Any time I see that the Senate has passed something by a vote of 93–5 or 96–1 I can be sure of one thing—it’s meaningless. It’s the equivalent of a proclamation naming Sunday as the official first day of the week. Such was the case yesterday with 2 amendments to the financial regulatory bill:

“The Senate on Wednesday approved two amendments to the financial regulatory bill that both Democrats and Republicans claimed would end the prospect of taxpayer-financed bailouts for companies deemed “too big to fail.”

[…]

By a vote of 93 to 5, the Senate approved an amendment by Senator Richard C. Shelby of Alabama, the ranking Republican on the Banking Committee [which] eliminated a $50 billion fund that was designed to help bridge financial shortfalls while a failing company was undergoing liquidation. Mr. Shelby said the fund was “a honey pot” that would facilitate “backdoor bailouts.” (Somewhere Frank Luntz is smiling).

[…]

The Shelby amendment also requires the Federal Deposit Insurance Corporation to oversee the liquidation of a systemically important financial company that is failing, using money provided by a special line of credit with the Treasury.”

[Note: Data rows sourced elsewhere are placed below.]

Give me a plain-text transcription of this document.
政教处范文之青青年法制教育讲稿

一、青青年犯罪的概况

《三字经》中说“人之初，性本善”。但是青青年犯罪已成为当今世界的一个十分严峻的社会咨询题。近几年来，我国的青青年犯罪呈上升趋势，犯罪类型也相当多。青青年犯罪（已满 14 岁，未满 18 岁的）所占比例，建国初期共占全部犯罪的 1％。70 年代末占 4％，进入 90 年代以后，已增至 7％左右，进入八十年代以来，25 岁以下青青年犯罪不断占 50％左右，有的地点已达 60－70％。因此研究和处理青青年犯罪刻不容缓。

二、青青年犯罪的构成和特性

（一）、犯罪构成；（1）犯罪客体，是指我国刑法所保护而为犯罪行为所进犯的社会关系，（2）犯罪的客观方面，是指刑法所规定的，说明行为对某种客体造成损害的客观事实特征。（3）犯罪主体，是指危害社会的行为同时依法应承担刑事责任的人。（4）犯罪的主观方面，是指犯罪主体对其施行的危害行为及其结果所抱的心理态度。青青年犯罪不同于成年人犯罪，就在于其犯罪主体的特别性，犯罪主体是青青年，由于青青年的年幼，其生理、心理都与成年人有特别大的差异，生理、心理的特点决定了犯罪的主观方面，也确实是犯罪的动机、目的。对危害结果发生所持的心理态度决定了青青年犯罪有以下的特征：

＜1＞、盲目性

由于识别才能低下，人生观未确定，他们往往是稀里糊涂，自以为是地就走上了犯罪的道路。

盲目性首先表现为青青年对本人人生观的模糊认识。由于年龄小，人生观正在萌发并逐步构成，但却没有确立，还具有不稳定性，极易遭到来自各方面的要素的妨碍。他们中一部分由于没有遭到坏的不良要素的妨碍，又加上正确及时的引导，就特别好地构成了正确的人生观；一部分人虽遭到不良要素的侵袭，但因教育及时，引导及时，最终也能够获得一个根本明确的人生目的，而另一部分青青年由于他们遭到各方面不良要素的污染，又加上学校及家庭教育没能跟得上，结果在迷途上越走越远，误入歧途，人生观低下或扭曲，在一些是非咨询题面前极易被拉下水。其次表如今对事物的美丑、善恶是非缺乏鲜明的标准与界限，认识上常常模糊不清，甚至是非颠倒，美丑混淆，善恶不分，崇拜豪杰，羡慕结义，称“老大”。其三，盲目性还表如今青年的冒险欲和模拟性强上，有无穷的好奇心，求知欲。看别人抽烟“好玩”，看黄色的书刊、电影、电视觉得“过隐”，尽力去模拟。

And where does the Treasury get its money again?

“The Senate also approved, by a vote of 96 to 1, an amendment by Senator Barbara Boxer, Democrat of California, saying that no taxpayer money may be used to keep a ailing financial company alive.”

Wow, earthshaking stuff there too. Wake me up when (or should that be if) they get around to the Brown–Kaufman amendment.